Boulder Twitter operation loses 38 by resignation
BOULDER — Laid-off Twitter Inc. employees in Boulder will now be joined by an additional 38 workers — mostly engineers and designers — who have resigned.
They join the 87 employees who were laid off Nov. 4 in an action that the company’s new owner, Elon Musk, said was necessary to make the social-media company financially successful.
Notice of the 38 resignations was filed today with the Colorado Department of Labor and Employment, although Twitter’s letter to the agency said it didn’t consider itself legally obligated to provide the notice.

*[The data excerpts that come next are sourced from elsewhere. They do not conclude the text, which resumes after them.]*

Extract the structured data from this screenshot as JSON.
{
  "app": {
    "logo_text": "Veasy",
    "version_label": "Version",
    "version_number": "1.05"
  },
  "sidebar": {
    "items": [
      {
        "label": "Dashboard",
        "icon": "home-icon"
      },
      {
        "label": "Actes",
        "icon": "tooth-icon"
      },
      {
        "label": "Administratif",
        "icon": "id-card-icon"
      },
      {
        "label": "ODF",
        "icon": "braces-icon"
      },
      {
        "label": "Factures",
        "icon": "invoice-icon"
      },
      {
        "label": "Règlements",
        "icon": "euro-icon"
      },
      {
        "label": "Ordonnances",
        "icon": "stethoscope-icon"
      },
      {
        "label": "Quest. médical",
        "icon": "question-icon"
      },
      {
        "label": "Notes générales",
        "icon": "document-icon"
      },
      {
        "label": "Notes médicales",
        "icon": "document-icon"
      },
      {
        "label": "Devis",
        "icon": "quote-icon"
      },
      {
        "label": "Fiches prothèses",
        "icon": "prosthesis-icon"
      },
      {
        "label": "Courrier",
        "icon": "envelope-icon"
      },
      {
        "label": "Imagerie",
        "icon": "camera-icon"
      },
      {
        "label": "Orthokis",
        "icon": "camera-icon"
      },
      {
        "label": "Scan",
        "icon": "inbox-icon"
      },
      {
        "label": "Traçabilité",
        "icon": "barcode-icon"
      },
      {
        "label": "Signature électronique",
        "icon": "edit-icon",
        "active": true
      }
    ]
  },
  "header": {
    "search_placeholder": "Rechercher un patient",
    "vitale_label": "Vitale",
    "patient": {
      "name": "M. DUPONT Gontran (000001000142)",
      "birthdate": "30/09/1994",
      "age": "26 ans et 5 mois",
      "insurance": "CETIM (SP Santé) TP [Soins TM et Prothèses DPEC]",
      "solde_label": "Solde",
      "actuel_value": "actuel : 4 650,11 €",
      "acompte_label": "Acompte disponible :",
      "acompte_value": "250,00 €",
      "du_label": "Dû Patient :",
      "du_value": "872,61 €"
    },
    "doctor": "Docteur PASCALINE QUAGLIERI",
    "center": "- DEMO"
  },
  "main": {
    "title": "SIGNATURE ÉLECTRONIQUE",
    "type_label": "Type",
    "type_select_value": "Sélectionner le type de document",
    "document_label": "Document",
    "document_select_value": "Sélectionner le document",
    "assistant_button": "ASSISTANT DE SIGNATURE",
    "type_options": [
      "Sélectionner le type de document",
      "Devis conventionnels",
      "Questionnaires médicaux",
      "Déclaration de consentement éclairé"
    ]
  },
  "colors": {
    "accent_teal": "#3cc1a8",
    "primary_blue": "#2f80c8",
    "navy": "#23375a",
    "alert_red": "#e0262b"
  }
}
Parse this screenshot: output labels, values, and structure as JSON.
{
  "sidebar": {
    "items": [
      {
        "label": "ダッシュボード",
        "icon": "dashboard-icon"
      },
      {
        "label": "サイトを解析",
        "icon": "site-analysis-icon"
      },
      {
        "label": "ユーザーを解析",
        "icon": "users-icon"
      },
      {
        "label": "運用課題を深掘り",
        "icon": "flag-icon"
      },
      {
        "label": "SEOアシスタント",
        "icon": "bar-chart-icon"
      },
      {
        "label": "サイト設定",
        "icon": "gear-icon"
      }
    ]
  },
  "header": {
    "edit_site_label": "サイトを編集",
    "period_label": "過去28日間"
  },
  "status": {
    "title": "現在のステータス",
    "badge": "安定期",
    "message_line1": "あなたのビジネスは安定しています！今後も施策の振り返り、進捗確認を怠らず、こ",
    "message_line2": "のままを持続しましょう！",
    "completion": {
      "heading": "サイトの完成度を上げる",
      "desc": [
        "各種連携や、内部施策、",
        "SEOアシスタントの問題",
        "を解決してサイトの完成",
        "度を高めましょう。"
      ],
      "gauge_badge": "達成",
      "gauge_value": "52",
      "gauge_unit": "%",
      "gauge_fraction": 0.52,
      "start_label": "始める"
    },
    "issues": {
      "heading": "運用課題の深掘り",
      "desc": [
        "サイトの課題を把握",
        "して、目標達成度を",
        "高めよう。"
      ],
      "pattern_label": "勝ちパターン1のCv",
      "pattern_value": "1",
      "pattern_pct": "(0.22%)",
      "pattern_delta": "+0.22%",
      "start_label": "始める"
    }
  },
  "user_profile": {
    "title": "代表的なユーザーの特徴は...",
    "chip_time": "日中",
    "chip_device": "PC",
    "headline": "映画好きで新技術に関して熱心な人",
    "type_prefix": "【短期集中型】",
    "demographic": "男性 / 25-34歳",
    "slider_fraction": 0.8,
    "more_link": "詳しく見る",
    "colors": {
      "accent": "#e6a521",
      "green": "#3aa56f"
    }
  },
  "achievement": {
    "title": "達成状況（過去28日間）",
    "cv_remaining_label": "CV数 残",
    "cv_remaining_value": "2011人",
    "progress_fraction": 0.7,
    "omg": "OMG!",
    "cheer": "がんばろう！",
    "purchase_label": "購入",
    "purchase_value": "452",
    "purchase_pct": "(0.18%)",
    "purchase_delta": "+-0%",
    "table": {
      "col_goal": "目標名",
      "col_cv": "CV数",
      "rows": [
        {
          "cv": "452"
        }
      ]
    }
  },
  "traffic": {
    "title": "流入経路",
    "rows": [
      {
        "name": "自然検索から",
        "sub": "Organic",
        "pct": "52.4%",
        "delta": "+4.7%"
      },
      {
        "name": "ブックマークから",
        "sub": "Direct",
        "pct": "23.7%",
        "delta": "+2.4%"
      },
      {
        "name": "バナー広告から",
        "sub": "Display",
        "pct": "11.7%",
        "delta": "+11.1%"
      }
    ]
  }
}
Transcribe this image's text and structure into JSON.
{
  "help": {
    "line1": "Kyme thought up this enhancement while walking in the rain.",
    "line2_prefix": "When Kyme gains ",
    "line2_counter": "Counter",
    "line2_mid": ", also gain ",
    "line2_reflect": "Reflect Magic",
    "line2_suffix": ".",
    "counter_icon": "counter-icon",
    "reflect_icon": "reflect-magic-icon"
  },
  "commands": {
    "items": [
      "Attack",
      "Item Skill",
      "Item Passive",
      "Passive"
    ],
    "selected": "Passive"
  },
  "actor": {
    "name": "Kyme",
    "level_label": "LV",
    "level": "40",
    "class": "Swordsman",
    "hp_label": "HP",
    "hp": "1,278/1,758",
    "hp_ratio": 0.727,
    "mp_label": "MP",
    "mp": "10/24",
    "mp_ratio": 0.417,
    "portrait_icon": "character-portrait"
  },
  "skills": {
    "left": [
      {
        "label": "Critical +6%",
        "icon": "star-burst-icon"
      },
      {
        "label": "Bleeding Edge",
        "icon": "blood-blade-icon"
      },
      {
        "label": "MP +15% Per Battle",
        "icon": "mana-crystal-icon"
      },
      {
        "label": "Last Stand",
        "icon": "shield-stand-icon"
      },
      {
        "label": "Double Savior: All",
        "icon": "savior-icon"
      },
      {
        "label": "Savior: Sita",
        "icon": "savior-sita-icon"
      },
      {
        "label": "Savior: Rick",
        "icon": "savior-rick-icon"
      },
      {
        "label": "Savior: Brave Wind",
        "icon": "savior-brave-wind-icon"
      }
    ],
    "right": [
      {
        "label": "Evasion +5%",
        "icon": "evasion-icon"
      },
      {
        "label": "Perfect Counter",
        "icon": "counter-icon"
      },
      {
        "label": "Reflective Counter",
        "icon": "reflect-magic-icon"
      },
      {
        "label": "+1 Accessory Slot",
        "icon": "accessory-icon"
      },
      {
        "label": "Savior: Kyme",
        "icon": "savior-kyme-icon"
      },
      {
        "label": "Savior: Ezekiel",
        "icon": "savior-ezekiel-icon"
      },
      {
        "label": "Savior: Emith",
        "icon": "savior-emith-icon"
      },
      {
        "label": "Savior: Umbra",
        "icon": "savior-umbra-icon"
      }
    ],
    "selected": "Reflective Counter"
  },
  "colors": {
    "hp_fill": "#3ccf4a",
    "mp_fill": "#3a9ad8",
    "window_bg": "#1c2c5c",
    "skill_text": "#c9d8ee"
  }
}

While exact numbers of employees remaining is not known, it is estimated that the company now employs well under 100 in the Boulder market; it once had 300 in the community, although some worked remotely.
The company moved or was moving everyone into a 65,000 square-foot facility at 3401 Bluff St.
Twitter first came to Boulder in 2014 with its acquisition of the social media application programming interface company Gnip Inc. It expanded its presence in 2016 by leasing 30,000 square feet in the Wencel Building in downtown Boulder, doubling its employee count in the city to about 200.
Then in 2020, it leased 65,000 square feet in the S’Park office park in northeast Boulder, bringing its headcount to around 300. This year, Twitter vacated its Wencel Building offices.
John Tayer, president and CEO of the Boulder Chamber, said he had no new information since the layoff notice was filed Nov. 4. “We can’t know now how they’ll deal with that space,” Tayer said Monday.
He said previously that the laid-off workforce would likely find new homes at tech companies in Boulder, given the community’s low unemployment rate and the high demand for skilled workers.
Twitter was founded in 2006 and at one time had 100 million users. In April this year, Musk began negotiations to buy the company, which he accomplished Oct. 27 for $44 billion. He named himself as CEO.
Within a week, he laid off half of the worldwide company’s 7,500 workers and shortly thereafter ordered all the remaining employees to return to the office after a COVID-related work-from-home strategy. He said he would personally need to approve any exceptions to the order.
He told staff in early November, according to a San Francisco Chronicle report, that the company was losing $4 million a day. Media Matters for America reported that half of Twitter’s top 100 advertisers, accounting for $750 million in revenue this year alone, have left the platform since the change of ownership. The platform’s ability to moderate its content and the restoration of accounts for controversial persons such as former president Donald Trump were among the reasons given.